Delete Event records from psql database

Hi Folks,

Can anyone tell me or point me to documentation that explains the data structure for how tracker events are stored in the psql back end?

I have numerous event tracker based programs and some with a large volume of records (2M+) and during testing I regularly post large volumes of records via the webAPI in a json payload that need to be cleaned out after.

I have found that the trackedentitydatavlaue & programstageinstance tables seem to hold all the relevant data for specific/individual program event - is it safe to just delete the desired records from these tables (based on the correct programstageinstanceid?).

Thanks,
Kevin

2 Likes

Hey Kevin,
deleting and manipulating data directly in the database is not officially supported and documented.

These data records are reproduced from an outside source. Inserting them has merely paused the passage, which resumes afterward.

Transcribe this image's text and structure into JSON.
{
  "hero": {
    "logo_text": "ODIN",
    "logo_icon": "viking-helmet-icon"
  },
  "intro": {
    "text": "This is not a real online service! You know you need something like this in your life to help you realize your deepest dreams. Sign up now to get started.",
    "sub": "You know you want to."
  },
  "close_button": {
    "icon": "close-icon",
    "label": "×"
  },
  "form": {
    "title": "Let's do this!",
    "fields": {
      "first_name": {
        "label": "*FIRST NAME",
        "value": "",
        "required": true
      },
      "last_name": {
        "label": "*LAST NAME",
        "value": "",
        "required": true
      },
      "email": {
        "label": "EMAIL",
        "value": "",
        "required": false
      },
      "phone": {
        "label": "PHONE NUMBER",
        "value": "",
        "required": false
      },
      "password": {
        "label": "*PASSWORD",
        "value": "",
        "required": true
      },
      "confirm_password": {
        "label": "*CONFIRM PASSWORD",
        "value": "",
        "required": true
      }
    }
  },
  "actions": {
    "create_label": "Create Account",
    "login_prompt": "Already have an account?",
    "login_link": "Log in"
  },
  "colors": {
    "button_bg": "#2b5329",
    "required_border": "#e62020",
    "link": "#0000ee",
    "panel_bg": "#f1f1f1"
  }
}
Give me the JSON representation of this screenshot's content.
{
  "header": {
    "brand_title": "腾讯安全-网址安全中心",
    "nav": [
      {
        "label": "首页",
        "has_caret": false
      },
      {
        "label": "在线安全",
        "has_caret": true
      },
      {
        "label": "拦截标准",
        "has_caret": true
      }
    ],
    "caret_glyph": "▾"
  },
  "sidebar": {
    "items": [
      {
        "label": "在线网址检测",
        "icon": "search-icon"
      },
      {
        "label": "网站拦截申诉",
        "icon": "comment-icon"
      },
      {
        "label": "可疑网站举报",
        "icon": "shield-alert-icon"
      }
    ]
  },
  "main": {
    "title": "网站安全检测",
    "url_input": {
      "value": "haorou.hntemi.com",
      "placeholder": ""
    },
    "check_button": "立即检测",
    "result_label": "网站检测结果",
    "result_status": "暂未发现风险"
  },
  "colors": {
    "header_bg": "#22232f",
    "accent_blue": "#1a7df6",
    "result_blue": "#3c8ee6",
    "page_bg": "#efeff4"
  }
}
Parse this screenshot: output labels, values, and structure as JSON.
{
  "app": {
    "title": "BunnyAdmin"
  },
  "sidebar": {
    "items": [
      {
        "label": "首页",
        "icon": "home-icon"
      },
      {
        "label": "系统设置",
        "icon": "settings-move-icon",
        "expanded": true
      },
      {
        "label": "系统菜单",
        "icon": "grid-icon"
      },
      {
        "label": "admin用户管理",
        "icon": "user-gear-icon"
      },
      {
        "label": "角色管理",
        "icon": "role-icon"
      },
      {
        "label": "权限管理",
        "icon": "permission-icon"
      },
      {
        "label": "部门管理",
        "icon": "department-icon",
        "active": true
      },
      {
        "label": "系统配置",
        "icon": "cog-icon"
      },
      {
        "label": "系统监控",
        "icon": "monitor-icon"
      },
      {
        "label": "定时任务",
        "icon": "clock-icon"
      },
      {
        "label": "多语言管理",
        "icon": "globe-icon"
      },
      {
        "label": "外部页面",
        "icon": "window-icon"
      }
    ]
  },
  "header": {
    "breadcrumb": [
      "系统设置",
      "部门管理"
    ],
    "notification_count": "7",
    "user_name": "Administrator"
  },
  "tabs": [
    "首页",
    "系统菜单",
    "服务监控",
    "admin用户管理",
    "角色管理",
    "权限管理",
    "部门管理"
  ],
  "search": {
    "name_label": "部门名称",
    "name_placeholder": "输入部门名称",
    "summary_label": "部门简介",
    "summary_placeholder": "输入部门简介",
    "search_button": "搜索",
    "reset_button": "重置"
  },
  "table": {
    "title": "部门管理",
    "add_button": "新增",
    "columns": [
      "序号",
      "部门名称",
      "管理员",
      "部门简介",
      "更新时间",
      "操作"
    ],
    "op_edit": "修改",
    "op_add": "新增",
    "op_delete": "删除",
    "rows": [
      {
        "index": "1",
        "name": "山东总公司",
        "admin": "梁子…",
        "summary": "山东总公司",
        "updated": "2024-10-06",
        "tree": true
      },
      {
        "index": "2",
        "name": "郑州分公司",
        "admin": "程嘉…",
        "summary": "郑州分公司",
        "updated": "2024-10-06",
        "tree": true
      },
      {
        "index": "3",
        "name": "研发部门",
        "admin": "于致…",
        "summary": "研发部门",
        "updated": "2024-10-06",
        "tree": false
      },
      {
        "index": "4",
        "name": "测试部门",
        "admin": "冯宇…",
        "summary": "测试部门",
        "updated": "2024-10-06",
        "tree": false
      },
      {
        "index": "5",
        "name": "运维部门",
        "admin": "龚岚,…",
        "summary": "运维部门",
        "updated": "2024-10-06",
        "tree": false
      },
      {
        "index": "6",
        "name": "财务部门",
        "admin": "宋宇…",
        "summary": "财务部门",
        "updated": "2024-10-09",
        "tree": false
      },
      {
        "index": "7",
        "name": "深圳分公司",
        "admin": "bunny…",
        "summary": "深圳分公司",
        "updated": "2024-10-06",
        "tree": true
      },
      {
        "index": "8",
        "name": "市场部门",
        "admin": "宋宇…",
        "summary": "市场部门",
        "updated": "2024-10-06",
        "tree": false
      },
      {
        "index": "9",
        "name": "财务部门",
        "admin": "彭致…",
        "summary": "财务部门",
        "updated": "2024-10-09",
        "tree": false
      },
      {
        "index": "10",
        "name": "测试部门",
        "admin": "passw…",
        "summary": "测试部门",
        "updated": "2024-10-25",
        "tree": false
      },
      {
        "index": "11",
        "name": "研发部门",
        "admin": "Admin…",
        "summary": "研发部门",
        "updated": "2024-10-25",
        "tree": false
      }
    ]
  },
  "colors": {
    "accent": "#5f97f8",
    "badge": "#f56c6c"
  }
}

That said, you seem to be on the track. Deleting the programInstance(event) and all related data in trackedentitydatavalye, trackedentitydatavalueaudit and programstageinstancecomments would remove the event from the database.

Needless to say, you should test any scripts to do this thoroughly and always have backups of your data.

Markus

3 Likes

Hi Markus,

Thanks for getting back to me.
I’m in the process of testing such scripts now on private test instance.

Is there a supported/documented process to achieve the same thing (bulk event deletions) via the API?

Best,
Kevin

1 Like

Hi @kgbolger,

You can achieve bulk event deletion using the api, yes. The documentation can be a bit confusing since we are talking about tracker and events both as the same and different things, but I will point you in the right direction:

First you need a payload containing all the events you want to delete. You can have a look here to see example payloads: https://docs.dhis2.org/master/en/developer/html/webapi_tracker_api.html#webapi_events

For the purpose of deleting events, the very minimum information needed in the payload is the following:

{
    events: [
        {
            "event": "<uid of event>"
        }
    ]
} 

The second part is using the correct api endpoint, which you can also find the documentation I linked to:

POST /api/events

Finally, the most important part is utilizing the importStrategy parameter. You can read more about them in the same documentation. The importStrategy you want to use, is “DELETE”.

A final note: Newer versions of DHIS2 soft-delete events, meaning they will be filtered out from the payloads in the api and not included in analytics data, but they will remain in the database. We do not support removing these data from the database though, so if you want to embark on the quest, you will need to deduct dependencies from the database tables yourself, since they are too many to easily sum up.

Hope this helps

1 Like

Fro the ones looking to delete all event, tei of a program

Create the StoreProcedure

CREATE  OR REPLACE  PROCEDURE usp_cleanProgramData( IN i_programId nchar(11))
language plpgsql
as $$
DECLARE  i_pid integer;
begin
SELECT  programid into i_pid from program WHERE uid = i_programId;
delete from trackedentityattributeattributevalues  where trackedentityattributeid in (select p.trackedentityinstanceid from programinstance p join trackedentityattributevalue tia on p.trackedentityinstanceid = tia.trackedentityinstanceid  where p.programid = i_pid);
delete from trackedentityattributevalueaudit where  trackedentityinstanceid  in (select p.trackedentityinstanceid from programinstance p where p.programid = i_pid);
delete from trackedentityattributevalue where  trackedentityinstanceid  in (select p.trackedentityinstanceid from programinstance p where p.programid = i_pid);
delete from programnotificationinstance where programinstanceid in(select p.programinstanceid from programinstance p where p.programid = i_pid);
delete from programstageinstancecomments where programstageinstanceid in (select psi.programstageinstanceid from  programstage ps join programstageinstance psi on ps.programstageid = psi.programstageid where ps.programid = i_pid);
delete from programstageinstance where programstageid in(select ps.programstageid from programstage ps  where ps.programid = i_pid);
delete from trackedentityinstance where trackedentityinstanceid not in (select trackedentityinstanceid from programinstance);
delete from programinstancecomments where programinstanceid in(select programinstanceid from programinstance where programid = i_pid);
delete from programinstance where programid = i_pid;
end; $$;

the run it with the program id

call usp_cleanProgramData('gzr94iNS4Bv');
1 Like